Уже совсем стемнело, когда следы вывели его к волчьему логову. Солнце почти закатилось за горизонт, и на небе последние проблески пурпурного заката сражались с фиолетовой тьмой; поднялся ветер, сильный и холодный, он гнал тяжелые тучи и раскачивал вековые сосны, шумел в кронах и обжигал разгоряченное лицо, и Ахабьев ежился, пытаясь унять озноб, и сжимал обрез, до рези в глазах всматриваясь в груду бревен, досок и камней, под которой темнела дыра, откуда тянуло густым звериным духом и доносился едва слышный писк, похожий на детский плач.

Это был домик, понял Ахабьев. Охотничий домик. Маленькая избушка посреди леса. Она рухнула, и рухнула давно, а Зверь вырыл логово под ее фундаментом… Здесь, под обломками, в глубокой норе зверенышам его не страшны никакие бури.

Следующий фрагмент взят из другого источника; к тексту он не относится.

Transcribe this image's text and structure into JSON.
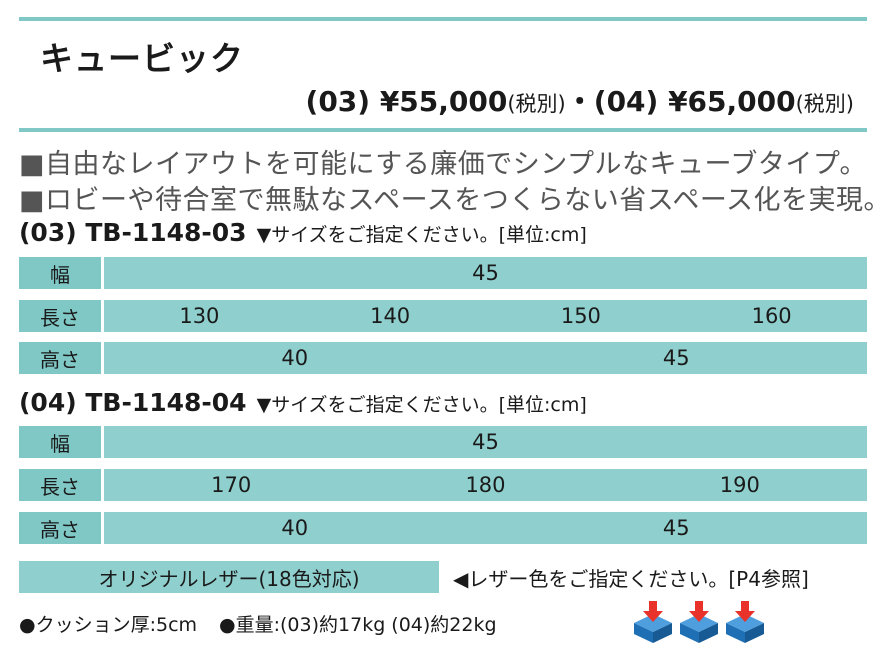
{
  "product": {
    "title": "キュービック",
    "price_line": {
      "p03_code": "(03)",
      "p03_price": "¥55,000",
      "p03_tax": "(税別)",
      "sep": "・",
      "p04_code": "(04)",
      "p04_price": "¥65,000",
      "p04_tax": "(税別)"
    },
    "descriptions": [
      "■自由なレイアウトを可能にする廉価でシンプルなキューブタイプ。",
      "■ロビーや待合室で無駄なスペースをつくらない省スペース化を実現。"
    ]
  },
  "models": [
    {
      "code": "(03) TB-1148-03",
      "note": "▼サイズをご指定ください。[単位:cm]",
      "rows": [
        {
          "label": "幅",
          "values": [
            "45"
          ]
        },
        {
          "label": "長さ",
          "values": [
            "130",
            "140",
            "150",
            "160"
          ]
        },
        {
          "label": "高さ",
          "values": [
            "40",
            "45"
          ]
        }
      ]
    },
    {
      "code": "(04) TB-1148-04",
      "note": "▼サイズをご指定ください。[単位:cm]",
      "rows": [
        {
          "label": "幅",
          "values": [
            "45"
          ]
        },
        {
          "label": "長さ",
          "values": [
            "170",
            "180",
            "190"
          ]
        },
        {
          "label": "高さ",
          "values": [
            "40",
            "45"
          ]
        }
      ]
    }
  ],
  "leather": {
    "label": "オリジナルレザー(18色対応)",
    "note": "◀レザー色をご指定ください。[P4参照]"
  },
  "specs": {
    "cushion": "●クッション厚:5cm",
    "weight": "●重量:(03)約17kg (04)約22kg"
  },
  "icons": [
    "cube-down-arrow-icon",
    "cube-down-arrow-icon",
    "cube-down-arrow-icon"
  ],
  "colors": {
    "teal_label": "#7fc8c6",
    "teal_row": "#8fd0ce",
    "arrow_red": "#e8322a",
    "cube_blue": "#1f6fb5"
  }
}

Между прочим, о буре. Оценив угрожающую черноту беременных грозой туч и пронзительность ледяного ветра, прислушавшись к отдаленным раскатам грома и потянув носом густой, упругий воздух, Ахабьев подумал: сегодня ночью будет светопреставление, да такое, что вчерашний ливень покажется приятным моросящим дождиком… Что ж, так тому и быть. Да здравствует стихия!

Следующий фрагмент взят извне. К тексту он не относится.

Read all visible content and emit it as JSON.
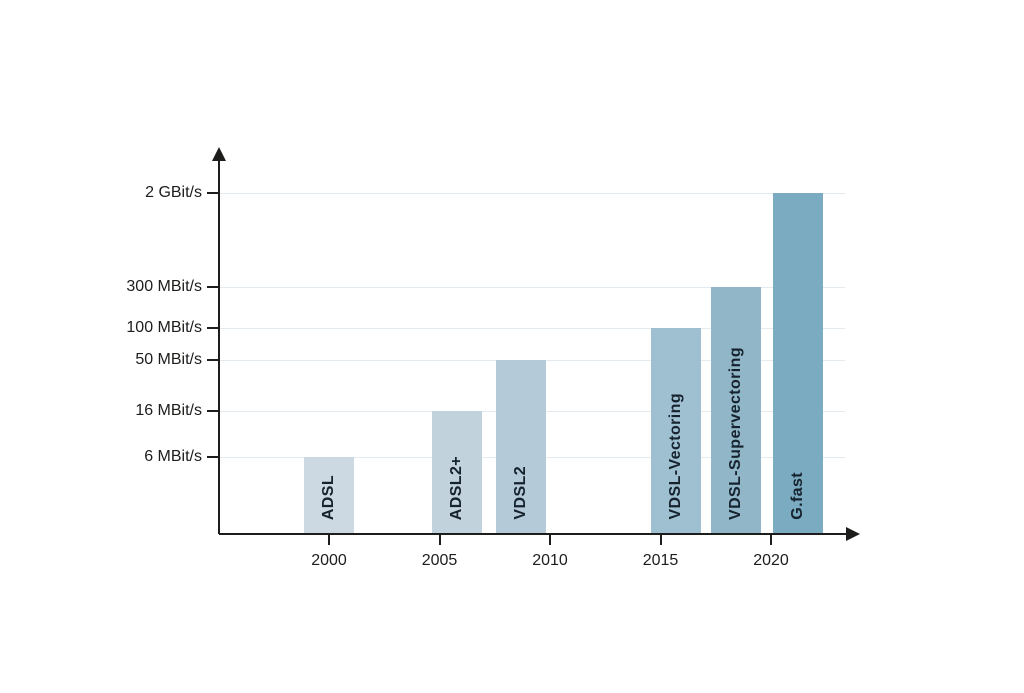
{
  "chart_data": {
    "type": "bar",
    "title": "",
    "xlabel": "",
    "ylabel": "",
    "grid": true,
    "legend": "none",
    "x_axis": {
      "tick_labels": [
        "2000",
        "2005",
        "2010",
        "2015",
        "2020"
      ],
      "tick_years": [
        2000,
        2005,
        2010,
        2015,
        2020
      ],
      "arrow": "right"
    },
    "y_axis": {
      "scale": "log",
      "tick_labels": [
        "2 GBit/s",
        "300 MBit/s",
        "100 MBit/s",
        "50 MBit/s",
        "16 MBit/s",
        "6 MBit/s"
      ],
      "tick_values_mbit": [
        2000,
        300,
        100,
        50,
        16,
        6
      ],
      "arrow": "up"
    },
    "bars": [
      {
        "label": "ADSL",
        "value_mbit": 6,
        "value_label": "6 MBit/s",
        "center_year": 2000.0,
        "color": "#ccd9e2"
      },
      {
        "label": "ADSL2+",
        "value_mbit": 16,
        "value_label": "16 MBit/s",
        "center_year": 2005.8,
        "color": "#c1d2dd"
      },
      {
        "label": "VDSL2",
        "value_mbit": 50,
        "value_label": "50 MBit/s",
        "center_year": 2008.7,
        "color": "#b5cad8"
      },
      {
        "label": "VDSL-Vectoring",
        "value_mbit": 100,
        "value_label": "100 MBit/s",
        "center_year": 2015.7,
        "color": "#9fc0d1"
      },
      {
        "label": "VDSL-Supervectoring",
        "value_mbit": 300,
        "value_label": "300 MBit/s",
        "center_year": 2018.4,
        "color": "#90b6c8"
      },
      {
        "label": "G.fast",
        "value_mbit": 2000,
        "value_label": "2 GBit/s",
        "center_year": 2021.2,
        "color": "#7babc1"
      }
    ],
    "colors": {
      "axis": "#1d1d1b",
      "grid": "#e4ebf0",
      "bar_label_text": "#16222e",
      "tick_label_text": "#1d1d1b",
      "background": "#ffffff"
    }
  }
}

Исполненный мрачной решимости, Ахабьев достал зажигалку, высек огонек и полез в волчью нору. Он был готов убивать, и он хотел убивать. Он слишком долго ждал этого мига…

Но вся готовность пролить кровь куда-то испарилась, когда ему в ладонь доверчиво уткнулись холодные носы волчат. Их было пять: пять маленьких меховых комочков, толстеньких лохматых щенков, неуклюже переваливающихся на коротких кривых лапах, радостно повизгивающих и облизывающих руку Ахабьева горячими и шершавыми языками. Пять пар желтых глаз, похожих на янтарные пуговицы, смотрели на него с влюбленной преданностью и легкой укоризной…

Я не могу, безмолвно простонал Ахабьев. Я просто не могу.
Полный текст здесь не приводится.